To make sourdough, all you need is to mix the same quantity of water and flour, a pair of hands and a little discipline. “And then you have to feed it twice a day with equal parts flour and water. After one to two weeks, depending on the temperatures, it will begin to be alive and we will be able to observe bubbles forming, see the activity of the dough rising and falling,” she adds. Once the sourdough is ready and has fermented well, the key is to keep it alive. The more you feed the sourdough, the healthier and more airy it will be thanks to the CO2 which is created.

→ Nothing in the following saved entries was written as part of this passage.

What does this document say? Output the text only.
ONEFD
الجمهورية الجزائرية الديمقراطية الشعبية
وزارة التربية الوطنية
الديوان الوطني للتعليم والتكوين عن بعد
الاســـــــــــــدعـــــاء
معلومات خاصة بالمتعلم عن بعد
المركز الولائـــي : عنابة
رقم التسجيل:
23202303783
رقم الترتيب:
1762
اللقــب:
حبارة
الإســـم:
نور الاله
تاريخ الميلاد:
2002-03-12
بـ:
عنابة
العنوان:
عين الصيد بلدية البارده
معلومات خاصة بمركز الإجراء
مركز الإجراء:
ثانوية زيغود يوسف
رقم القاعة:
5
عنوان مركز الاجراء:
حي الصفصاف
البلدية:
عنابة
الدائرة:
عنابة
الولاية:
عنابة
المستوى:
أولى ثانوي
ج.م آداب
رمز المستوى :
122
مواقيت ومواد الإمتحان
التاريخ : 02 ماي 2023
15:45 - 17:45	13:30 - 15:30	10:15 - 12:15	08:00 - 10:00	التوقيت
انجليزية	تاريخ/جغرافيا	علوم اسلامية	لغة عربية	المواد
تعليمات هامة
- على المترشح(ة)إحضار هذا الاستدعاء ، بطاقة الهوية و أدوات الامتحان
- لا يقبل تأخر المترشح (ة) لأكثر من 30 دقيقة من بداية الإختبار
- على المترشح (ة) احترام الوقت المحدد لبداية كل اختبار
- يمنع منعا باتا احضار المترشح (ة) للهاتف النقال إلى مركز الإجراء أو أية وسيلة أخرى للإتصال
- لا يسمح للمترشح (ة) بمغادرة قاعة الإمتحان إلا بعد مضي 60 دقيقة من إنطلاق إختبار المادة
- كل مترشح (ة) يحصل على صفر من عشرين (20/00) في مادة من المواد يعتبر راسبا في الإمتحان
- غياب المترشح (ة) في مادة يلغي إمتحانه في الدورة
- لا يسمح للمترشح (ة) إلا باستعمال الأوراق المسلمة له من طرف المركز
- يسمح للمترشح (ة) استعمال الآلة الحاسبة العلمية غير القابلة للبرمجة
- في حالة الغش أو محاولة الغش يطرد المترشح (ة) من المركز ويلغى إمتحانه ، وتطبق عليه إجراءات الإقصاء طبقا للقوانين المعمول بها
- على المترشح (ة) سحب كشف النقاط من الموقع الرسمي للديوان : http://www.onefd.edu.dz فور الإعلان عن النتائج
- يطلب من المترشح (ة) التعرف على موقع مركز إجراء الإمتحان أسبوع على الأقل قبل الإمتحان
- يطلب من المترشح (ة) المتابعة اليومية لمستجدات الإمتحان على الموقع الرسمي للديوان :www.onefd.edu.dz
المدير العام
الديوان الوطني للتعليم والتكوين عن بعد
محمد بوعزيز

Unlike bread made with industrial yeast, sourdough bread also requires more preparation time. “With yeast, you can have bread ready to bake in two hours, but with sourdough, the time is on average doubled in order to let it rest so that it rises,” points out the baker. There is no magic recipe. At Son & Seigle, the pre-baking process can last up to three days. “One morning, we prepare the dough with the sourdough, we leave it to ferment at room temperature for three to five hours – the more bread there is, the faster it goes! The next day, we shape the bread before letting it rest a little and putting it in the fridge overnight, and the day after that, we bake it,” says Annika Wegerle.
Taste the difference
Originally from the Mannheim region, the head baker favors flours other than modern wheat for her loaves. “I grew up with sourdough breads made from spelled flour and rye flour in particular,” she says. At the bakery, we make half white wheat flour, half whole rye flour, also because rye is very rich in natural sugar and, therefore, it ferments really well. » Indeed, Annika Wegerle confides that whole flours ferment faster, because they are richer in nutrients. “Not only for us, but also for the microorganisms that are yeasts,” she explains.
“The fun for me is working with different grains that have different tastes. You think of bread, you think of wheat, that’s for sure, and all our breads contain it, but I find it more interesting to work with several flours,” adds Annika Wegerle.If this choice proves laborious, because, among other things, it is necessary to constantly adapt to the specificities of each of the raw materials, it is worth the effort. “Ancient wheat, like khorasan, is more digestible because its gluten composition is different from that of the wheat we are used to consuming,” she notes. Furthermore, sourdough is, by nature, more digestible. “The more you let something ferment, the more it is already predigested,” concludes this fan of slow food.